Is your Hybrid Camper actually a Caravan?
When the concept of a Hybrid Camper came out mainstream, I was so excited. The idea of having some of the luxuries of a Caravan in something small, nimble and light weight just ticked so many boxes. However, it seems like every man and his dog has jumped on the ‘Hybrid Camper’ marketing bandwagon, and a lot of the Hybrids being sold today are not really hybrids at all.
When you take a look at a lot of the options, many brands are selling pretty flash looking setups, but dig a bit further and you’ll see exactly what I mean.
The whole idea behind a Hybrid is that it is light and small enough to take where your 4WD can go, and the primary way so many of these ‘Hybrids’ fall short of the mark is that they are either not at all, or barely smaller than a full size van and they weigh just as much.
Would it not be called a small Caravan then, and not a hybrid? What’s hybrid about it?
What matters for a hybrid caravan?
Light weight
If you’ve towed anything off road before you will know that it makes a huge difference as to where you can go. Even a light weight soft floor camper trailer like we had, that would have topped out at just over a tonne makes life much harder off road, or on a soft beach.
These trailers are dead weight, and even with the correct tyre pressures you will work your 4WD so much harder to tow them where you want to go. The more weight, the harder the vehicle works, and every hundred kilograms makes a big difference.
True hybrid campers should come in at an absolute maximum of 2500kg when loaded (and even that is really heavy), and that cuts out a huge majority of the ‘hybrid’ market. In order to achieve this weight, you need a tare weight of below 2000kg, and even lighter is better.
If you are starting with something that weighs more than 2000kg empty, you are going to have a hard time taking it off road, especially on soft sand.
Low height
Having a trailer that is no taller than your 4WD is hugely important for ease of travel off road. The higher your hybrid, the easier it is to take trees and other bits and pieces out, and as they will never follow your 4WD’s tracks perfectly it makes it even harder.
If the unit you are looking at is over 2.5 metres in height, its going to drag on every tree branch, and have a much higher chance of knocking something when your trailer goes on an angle.
Small width
If you intend on towing a trailer on narrow tracks, you’ll soon learn why its so important to have a trailer that is narrow. Most 4WD’s are no more than 1900mm wide, and that means if your trailer is wider, its going to get wiped out. As above, your trailer will usually take a slightly different line to your vehicle, which means a track that your 4WD just fits down is going to be too tight for anything wider than it.
If you get something that is taller, and wider than your 4WD then you have the worst of both worlds. Any undulations will result in the van tilting over and getting much closer to the trees than your 4WD does, and that’s not a good place to be in.

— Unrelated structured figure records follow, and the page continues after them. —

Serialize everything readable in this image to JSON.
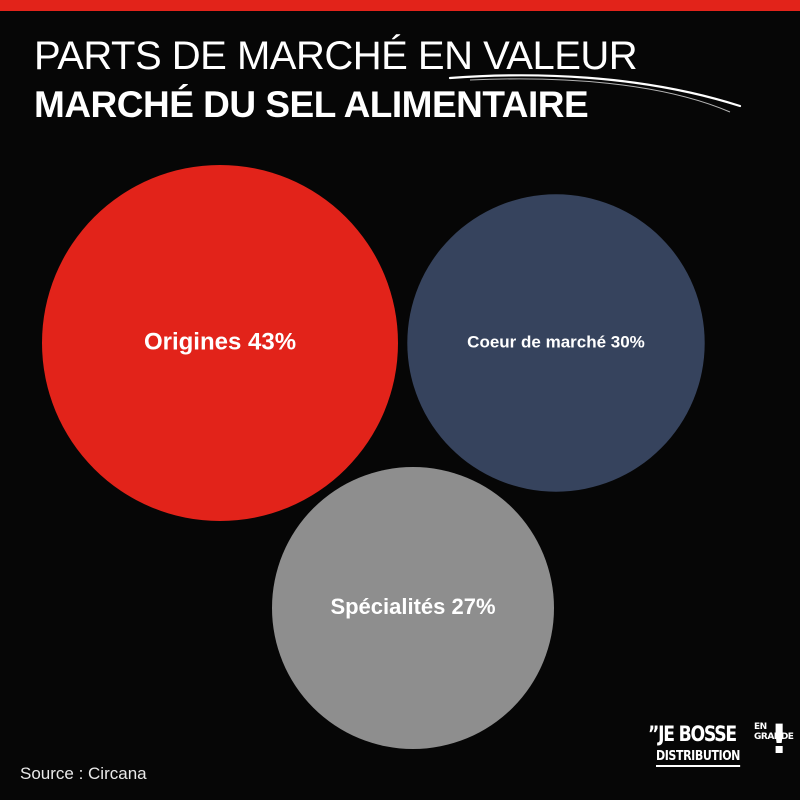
{
  "header": {
    "title_line1": "PARTS DE MARCHÉ EN VALEUR",
    "title_line2": "MARCHÉ DU SEL ALIMENTAIRE"
  },
  "colors": {
    "accent_red": "#e2231a",
    "navy": "#36435d",
    "grey": "#8e8e8e",
    "background": "#060606"
  },
  "chart_data": {
    "type": "bubble",
    "title": "PARTS DE MARCHÉ EN VALEUR",
    "subtitle": "MARCHÉ DU SEL ALIMENTAIRE",
    "unit": "%",
    "series": [
      {
        "name": "Origines",
        "value": 43,
        "label": "Origines 43%",
        "color": "#e2231a"
      },
      {
        "name": "Coeur de marché",
        "value": 30,
        "label": "Coeur de marché 30%",
        "color": "#36435d"
      },
      {
        "name": "Spécialités",
        "value": 27,
        "label": "Spécialités 27%",
        "color": "#8e8e8e"
      }
    ]
  },
  "footer": {
    "source": "Source : Circana",
    "logo": {
      "line1_main": "”JE BOSSE",
      "line1_small_top": "EN",
      "line1_small_bottom": "GRANDE",
      "line2": "DISTRIBUTION",
      "mark": "!"
    }
  }
}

You also need towing mirrors if the vehicles mirrors are not wider than the trailer.
Limited length
You can’t call a 20 foot camper a hybrid. It is too long to be one, and some of these are starting to push the friendship. Even if you get the width and height wrong, and you have dual axles to combat the entry and departure angles, the longer your van the harder it is to take on tight tracks. Thinking about a single axle vs dual axle caravan? This covers it all in detail.
Is there anything wrong with these small caravans?
Now, there’s not necessarily anything wrong with a caravan that is marketed as a hybrid (but really isn’t) as long as you understand that you probably wont be able to tow it down a soft beach, or that it wont follow you through narrow coastal tracks without removing half of the paint.
Some people want exactly that; a small caravan that has an outdoor kitchen, and if that’s you, perfect. If you expect what many hybrids are designed to do in your small caravan you might be in for a shock, and disappointment, and I really have a thing for poorly, or falsely advertised products.
If you go big, you may as well go big
Our thoughts on this are simple; if you want a hybrid that you can take anywhere, get one. If you want the luxuries that don’t fit into a hybrid (in weights or size) then you may as well go full size. There’s no point getting something short if its full width and full height.
If we were to get a van (which we will at some stage, I’m sure) we’d get something much larger, because the incremental change really doesn’t achieve to much. Our current setup is 6 metres in total length, which is quite small compared to a normal Caravan.
How big and heavy is your hybrid? Are you happy with it?